- Born: October 14, 1875 Versailles
- Died: March 8, 1962 (aged 87) Marseille
- Occupation: architect
- Notable work: Hôtel Excelsior, Maret Building

= Hippolyte Delaporte =

French architect

Hippolyte-Joseph Delaporte was a French architect active in Morocco during the French Protectorate. He designed several buildings from the 1920s up to the 1950s, mainly in Casablanca. In 1952, he was in charge of architectural planning of the city.

== Biography ==
Delaporte was born in Versailles and, after having spent most of his life in colonial Morocco, died in Marseille. In 1895, he was admitted to the École nationale supérieure des beaux-arts (ENSBA) and studied under Victor Laloux in his atelier. He received his diploma in 1902. From 1913 on, he worked as architect in Casablanca and Rabat. Several of his buildings were since destroyed, but a large number also have survived and have been restored as part of the architectural heritage of Morocco.

His 1920 building in Rabat on the Al Joulan Square next to the city's Saint Peter's Cathedral, known as the Gourmet Building first occupied apartments and a bakery with an adjoining café on the ground floor. During World War II, it was transformed into the Saint Peter's clinic. After Moroccan independence in 1956, the building was again used for private accommodation and, later, as office space.
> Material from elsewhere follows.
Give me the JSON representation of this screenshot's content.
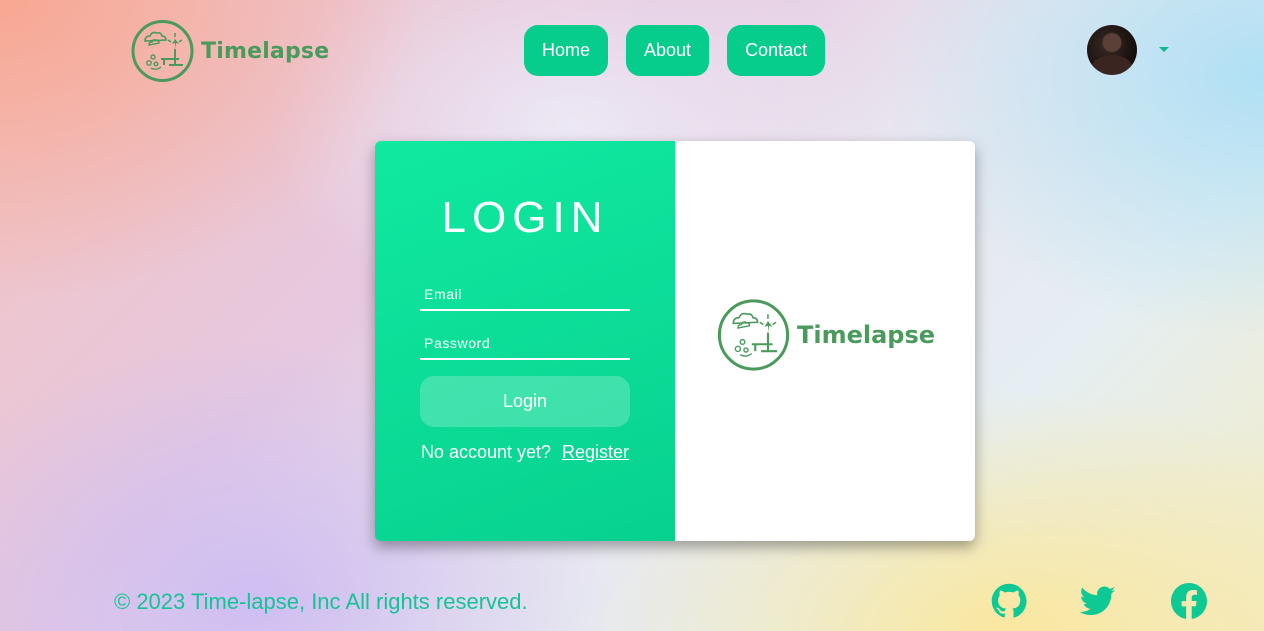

In 2001, the city council of Rabat decided to renovate this historical building, and two more floors were added in the same Art Nouveau style as the original three floors.

== Projects ==
- Magasins Paris-Maroc, Place de France, 1913-14 (concrete engineering and execution Perret Frères).
- Hôtel Excelsior, Place de France, 1914-16 (reinforced concrete engineering by Coignet).
- Villa, Boulevard d'Anfa, 1917.
- Magasins Paris-Maroc Annex, 1920, Rue Chevandier de Valdrôme, 1920 (with Perret Frères).
- Temporary theater, Boulevard de Paris, 1922.
- Architect's villa, Rue du Parc, ca. 1924.
- Robelin building, Boulevard d'Alsace, 1928.
- Villa du Garreau, corner of Avenue Mers-Sultan and Rue du Languedoc, 1929.
- Lebascle mansion, Boulevard Gouraud, 1929.
- Ferrieu house, 10, Rue du Parc, 1932.
- Fouronge house, 5 Rue Defly Dieudé, 1932.
- Cannestraro building, corner of Boulevard des Régiments coloniaux and Rue des Colonies, 1932.
- Maret building, 128 Boulevard de la Gare, 1932.
- Oil and soap factories, Route de Rabat, 1937.
- "Gourmet building", Rabat, 1930s
- Villa Merlin, Rue des Aviateurs, 1937.
- Villa Louradour, Val Fleuri, 1952.